Departing from Palma, you will drive inland to the sleepy town that was the birthplace of Mallorca's most famous son, Miguel Serra. Born in 1713 he later became a priest and after working as a missionary in Mexico, was sent to California where the missions he established eventually grew into some of California's largest cities including San Diego, Los Angeles and San Francisco.
After entering the Franciscan friary at age 16, he took the name Fray Junipero Serra and was soon known as a bright, articulate scholar, but he did not remain in the academic life as the call for Franciscan missionaries to the New World beckoned him.
He landed in New Spain (Mexico) where he remained for nine years, preaching to the Indians and strengthening the two missions already established in the wilderness area beyond the urban areas such as Mexico City. He then went on to coastal villages and mining camps, preaching retreats and administering the sacraments.
In 1767 the King of Spain banished the Jesuit Society from New Spain. Junipero Serra was assigned the new Superior of Baja California, where thirteen Jesuit missions had been left abandoned. From here, he moved into Alta California, (now the state of California), and was later appointed padre president of California.
On orders from the Spanish king to occupy additional territory, he joined expeditions that reached the current day location of San Diego in 1769. Over the next fifteen years, he established nine of his 21 missions, each a one-day walk apart (about 30 miles), and linked by a dirt road called El Camino Real.
Fray Juniper Serra died at the mission in Carmel in 1784. Today, he is known as the "Apostle of California" and his birthday is a public holiday in California. There are museums in San Diego and San Francisco named after him and he is a candidate for canonization.
Upon arrival in Petra, you will visit the small museum of Fray Juniper Serra. A stop will also be made at the small house where he lived. Guests can still see items from his time here.
Next, visit a local wine cellar and bodega founded in 1912, Miquel Oliver. Here, you will have a quick look around the cellar, and have a chance to taste two of their wines. There will also be the opportunity to purchase wine if you wish.
After that, you will drive up to the Hill of Bonany, where you find one of the most beautiful oratories on the island: the Ermita de Bonany, where Fray Serra preached his last sermon before departing for New Spain. On a clear day, the views from the terrace allow you to see across the plains below to the mountains in the distance. The monastery on the site has just a chapel, a shop selling religious trinkets and a few simple rooms.

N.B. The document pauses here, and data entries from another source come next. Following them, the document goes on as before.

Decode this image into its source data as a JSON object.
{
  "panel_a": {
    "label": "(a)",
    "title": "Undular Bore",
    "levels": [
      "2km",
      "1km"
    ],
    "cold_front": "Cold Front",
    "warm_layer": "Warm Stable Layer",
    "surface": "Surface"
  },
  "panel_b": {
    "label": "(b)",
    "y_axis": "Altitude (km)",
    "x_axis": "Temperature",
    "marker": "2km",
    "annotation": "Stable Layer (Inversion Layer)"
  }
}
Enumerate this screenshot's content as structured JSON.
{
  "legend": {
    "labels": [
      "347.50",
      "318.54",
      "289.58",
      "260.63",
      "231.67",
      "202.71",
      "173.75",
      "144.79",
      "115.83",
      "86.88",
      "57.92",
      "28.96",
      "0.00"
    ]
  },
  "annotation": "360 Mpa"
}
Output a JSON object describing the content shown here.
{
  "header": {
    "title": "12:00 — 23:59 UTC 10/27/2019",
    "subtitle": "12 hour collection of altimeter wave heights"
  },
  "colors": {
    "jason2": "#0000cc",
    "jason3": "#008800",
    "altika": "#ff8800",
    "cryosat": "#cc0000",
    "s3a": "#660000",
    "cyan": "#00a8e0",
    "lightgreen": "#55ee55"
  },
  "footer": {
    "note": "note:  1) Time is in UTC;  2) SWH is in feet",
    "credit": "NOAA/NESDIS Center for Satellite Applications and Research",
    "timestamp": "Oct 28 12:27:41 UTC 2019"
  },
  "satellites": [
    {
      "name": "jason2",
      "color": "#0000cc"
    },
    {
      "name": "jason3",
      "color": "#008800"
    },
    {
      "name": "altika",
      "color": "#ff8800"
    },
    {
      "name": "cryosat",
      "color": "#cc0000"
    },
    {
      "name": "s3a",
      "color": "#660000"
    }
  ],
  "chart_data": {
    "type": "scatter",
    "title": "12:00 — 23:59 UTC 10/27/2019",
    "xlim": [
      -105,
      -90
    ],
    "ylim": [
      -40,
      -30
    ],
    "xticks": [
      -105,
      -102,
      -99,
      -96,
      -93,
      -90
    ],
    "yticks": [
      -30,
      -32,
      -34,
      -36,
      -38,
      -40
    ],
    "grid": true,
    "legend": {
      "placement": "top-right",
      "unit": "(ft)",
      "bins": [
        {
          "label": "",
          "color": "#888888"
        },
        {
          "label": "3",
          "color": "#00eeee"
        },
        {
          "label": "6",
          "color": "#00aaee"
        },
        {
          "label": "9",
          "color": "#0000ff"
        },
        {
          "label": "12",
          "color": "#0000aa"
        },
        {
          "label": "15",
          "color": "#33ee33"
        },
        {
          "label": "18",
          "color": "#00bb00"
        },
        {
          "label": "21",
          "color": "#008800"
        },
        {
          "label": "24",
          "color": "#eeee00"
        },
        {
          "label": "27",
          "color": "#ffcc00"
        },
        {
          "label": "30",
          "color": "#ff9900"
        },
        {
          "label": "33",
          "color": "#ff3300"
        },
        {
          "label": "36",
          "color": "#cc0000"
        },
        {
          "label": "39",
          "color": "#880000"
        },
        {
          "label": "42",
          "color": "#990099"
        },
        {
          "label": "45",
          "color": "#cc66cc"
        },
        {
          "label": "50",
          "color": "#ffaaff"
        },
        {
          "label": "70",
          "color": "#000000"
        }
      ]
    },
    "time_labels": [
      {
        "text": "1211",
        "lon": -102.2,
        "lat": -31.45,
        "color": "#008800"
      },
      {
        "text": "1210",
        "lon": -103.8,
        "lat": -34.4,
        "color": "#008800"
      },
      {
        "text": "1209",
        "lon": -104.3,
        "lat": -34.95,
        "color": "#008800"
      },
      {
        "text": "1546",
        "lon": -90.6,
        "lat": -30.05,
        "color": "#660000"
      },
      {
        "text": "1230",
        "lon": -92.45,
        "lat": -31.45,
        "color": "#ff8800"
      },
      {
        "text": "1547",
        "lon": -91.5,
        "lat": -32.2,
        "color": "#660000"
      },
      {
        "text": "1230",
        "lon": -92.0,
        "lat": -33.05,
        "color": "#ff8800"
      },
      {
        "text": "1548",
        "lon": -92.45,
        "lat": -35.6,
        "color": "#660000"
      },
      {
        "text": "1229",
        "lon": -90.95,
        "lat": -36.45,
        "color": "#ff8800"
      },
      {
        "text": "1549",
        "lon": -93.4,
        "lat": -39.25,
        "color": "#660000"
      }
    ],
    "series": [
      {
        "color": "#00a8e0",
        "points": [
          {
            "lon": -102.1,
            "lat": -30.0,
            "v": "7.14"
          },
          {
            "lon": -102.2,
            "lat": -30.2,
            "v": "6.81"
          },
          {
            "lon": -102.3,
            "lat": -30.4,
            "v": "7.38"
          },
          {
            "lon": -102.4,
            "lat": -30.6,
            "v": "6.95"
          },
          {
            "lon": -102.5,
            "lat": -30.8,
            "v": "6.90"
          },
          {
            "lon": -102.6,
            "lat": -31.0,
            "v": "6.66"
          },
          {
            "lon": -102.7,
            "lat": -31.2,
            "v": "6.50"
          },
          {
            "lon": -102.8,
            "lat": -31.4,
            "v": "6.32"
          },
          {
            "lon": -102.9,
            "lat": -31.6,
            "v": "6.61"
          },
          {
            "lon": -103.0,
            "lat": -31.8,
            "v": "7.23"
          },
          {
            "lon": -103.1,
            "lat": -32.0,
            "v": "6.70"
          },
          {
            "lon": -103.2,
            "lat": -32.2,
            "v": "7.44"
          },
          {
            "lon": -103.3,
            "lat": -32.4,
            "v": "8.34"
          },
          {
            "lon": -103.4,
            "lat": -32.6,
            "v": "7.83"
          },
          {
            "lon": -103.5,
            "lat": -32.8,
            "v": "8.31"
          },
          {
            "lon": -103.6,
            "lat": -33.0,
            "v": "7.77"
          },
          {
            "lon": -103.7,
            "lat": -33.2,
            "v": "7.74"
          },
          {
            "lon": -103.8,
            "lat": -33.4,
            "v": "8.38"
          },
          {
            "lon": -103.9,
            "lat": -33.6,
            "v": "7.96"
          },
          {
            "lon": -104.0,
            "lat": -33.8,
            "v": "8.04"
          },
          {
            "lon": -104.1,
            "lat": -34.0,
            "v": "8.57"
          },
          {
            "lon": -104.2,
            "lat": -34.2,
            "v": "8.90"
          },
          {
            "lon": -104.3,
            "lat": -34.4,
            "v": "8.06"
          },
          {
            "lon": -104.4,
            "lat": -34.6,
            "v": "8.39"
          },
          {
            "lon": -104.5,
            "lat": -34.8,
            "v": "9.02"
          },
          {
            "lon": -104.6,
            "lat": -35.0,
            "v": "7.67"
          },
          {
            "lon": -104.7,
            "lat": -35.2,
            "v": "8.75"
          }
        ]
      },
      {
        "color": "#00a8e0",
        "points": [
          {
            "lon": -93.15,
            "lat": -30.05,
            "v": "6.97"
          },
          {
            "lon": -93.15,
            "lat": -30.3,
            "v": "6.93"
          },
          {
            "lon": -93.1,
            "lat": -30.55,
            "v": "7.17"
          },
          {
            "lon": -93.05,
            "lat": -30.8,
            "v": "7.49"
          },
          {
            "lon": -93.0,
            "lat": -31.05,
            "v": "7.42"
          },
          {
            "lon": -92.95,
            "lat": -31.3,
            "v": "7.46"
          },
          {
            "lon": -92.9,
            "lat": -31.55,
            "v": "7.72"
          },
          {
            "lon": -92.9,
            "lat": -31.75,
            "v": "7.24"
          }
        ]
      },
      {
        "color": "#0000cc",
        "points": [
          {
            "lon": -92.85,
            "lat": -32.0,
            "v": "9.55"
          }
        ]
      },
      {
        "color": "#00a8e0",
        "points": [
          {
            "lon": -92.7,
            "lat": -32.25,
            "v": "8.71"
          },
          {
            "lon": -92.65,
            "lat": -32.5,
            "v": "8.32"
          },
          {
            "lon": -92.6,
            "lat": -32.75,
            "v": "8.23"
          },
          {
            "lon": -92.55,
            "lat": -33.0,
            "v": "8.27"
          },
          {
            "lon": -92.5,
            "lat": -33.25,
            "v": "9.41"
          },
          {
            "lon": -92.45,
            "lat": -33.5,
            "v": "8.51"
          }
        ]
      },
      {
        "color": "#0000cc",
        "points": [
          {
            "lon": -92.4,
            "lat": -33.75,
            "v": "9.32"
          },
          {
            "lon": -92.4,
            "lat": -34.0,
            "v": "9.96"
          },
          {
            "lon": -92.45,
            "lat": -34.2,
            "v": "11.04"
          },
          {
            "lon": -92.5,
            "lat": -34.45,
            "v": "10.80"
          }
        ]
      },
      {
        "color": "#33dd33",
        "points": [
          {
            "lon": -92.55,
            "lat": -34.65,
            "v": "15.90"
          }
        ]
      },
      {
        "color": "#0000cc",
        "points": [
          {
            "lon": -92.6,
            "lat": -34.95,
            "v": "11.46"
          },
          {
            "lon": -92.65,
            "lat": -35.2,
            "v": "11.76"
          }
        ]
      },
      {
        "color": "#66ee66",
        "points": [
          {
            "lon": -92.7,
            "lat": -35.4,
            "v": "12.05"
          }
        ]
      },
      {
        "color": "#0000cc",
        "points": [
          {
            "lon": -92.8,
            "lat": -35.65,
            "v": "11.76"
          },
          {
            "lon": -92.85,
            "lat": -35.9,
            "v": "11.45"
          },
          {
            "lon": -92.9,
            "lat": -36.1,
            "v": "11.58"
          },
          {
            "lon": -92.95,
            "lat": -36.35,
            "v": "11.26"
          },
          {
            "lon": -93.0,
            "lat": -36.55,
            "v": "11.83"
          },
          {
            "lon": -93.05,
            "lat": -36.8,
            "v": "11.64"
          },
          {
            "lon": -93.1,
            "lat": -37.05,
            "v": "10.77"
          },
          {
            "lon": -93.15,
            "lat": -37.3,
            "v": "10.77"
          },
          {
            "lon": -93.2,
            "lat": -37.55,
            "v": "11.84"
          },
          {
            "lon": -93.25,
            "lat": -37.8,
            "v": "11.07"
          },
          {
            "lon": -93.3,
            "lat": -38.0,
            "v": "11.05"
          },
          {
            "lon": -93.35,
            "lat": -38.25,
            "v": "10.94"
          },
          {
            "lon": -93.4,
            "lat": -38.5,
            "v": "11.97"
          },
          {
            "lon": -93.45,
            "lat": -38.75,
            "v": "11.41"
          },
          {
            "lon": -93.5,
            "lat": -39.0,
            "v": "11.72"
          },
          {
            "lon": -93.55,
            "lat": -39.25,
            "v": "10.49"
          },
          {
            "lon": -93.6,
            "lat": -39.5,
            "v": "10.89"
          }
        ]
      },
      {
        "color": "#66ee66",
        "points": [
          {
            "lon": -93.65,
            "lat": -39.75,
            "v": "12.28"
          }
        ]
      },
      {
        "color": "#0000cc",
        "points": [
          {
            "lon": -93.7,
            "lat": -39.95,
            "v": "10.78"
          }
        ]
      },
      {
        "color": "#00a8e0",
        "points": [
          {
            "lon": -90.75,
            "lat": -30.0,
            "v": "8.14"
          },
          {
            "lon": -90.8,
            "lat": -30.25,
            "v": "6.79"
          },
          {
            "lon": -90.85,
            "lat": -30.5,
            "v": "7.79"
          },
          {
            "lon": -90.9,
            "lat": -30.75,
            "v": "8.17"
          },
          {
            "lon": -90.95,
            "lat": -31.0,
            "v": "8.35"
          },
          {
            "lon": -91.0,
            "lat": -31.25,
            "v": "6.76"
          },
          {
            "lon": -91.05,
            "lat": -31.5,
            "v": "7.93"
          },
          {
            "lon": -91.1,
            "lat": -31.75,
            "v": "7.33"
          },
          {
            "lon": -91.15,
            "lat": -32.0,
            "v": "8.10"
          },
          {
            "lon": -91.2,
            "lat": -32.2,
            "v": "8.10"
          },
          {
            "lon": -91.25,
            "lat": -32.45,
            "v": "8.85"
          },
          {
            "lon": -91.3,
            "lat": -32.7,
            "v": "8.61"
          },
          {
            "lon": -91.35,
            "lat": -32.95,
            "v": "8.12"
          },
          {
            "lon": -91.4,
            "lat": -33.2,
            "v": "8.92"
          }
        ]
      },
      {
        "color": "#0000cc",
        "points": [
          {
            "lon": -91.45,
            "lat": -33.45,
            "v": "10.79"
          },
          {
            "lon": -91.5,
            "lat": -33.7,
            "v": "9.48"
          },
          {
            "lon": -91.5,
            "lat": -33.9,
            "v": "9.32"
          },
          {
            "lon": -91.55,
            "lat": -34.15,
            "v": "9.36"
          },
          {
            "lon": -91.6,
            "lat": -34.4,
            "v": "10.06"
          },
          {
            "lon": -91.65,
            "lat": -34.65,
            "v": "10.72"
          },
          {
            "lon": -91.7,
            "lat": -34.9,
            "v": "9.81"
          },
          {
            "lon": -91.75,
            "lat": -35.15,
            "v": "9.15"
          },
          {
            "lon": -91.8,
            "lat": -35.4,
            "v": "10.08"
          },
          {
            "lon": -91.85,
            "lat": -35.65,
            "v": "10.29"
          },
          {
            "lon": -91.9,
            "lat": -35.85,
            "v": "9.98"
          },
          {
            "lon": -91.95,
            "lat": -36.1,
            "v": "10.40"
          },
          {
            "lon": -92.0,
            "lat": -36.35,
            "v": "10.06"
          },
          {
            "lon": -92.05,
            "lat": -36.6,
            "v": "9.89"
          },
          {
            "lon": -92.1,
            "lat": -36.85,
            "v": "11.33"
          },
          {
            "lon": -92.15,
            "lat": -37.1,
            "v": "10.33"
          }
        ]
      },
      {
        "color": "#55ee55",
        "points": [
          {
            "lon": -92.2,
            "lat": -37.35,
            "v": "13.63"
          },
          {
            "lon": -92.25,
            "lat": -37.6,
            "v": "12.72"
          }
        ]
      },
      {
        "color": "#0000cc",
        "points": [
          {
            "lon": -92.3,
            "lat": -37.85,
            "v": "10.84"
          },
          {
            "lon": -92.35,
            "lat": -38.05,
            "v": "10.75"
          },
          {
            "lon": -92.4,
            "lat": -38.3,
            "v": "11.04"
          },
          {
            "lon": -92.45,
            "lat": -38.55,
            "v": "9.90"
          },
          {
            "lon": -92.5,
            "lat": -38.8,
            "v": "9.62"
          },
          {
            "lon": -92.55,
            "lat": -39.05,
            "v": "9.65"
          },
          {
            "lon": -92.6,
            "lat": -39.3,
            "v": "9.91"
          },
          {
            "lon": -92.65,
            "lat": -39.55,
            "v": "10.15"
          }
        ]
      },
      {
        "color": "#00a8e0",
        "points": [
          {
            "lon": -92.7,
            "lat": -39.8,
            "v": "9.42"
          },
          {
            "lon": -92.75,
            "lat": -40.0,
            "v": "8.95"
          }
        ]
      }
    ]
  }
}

To top off the day, lunch will be taken at Embutidos Matas, whose homemade sobrassada (pork sausages) carry patents. Lunch will include some of the famous sweet and spicy sobrassada and botifarrones sausages, camiot (spiced pork coldcut), homemade Mallorcan bread, and ensaimada, the traditional sweet bread of the island. Drinks included are water, local wine, and a chupito (small shot of liquor) to finish off the meal.
From here, you will drive back to the cruise pier.
Reviewer: A F
Mallorca is a must visit place. It is so unique and beautiful. Our tour guide was from Britian who is so knowledgeable about this island and answered all interesting questions from us.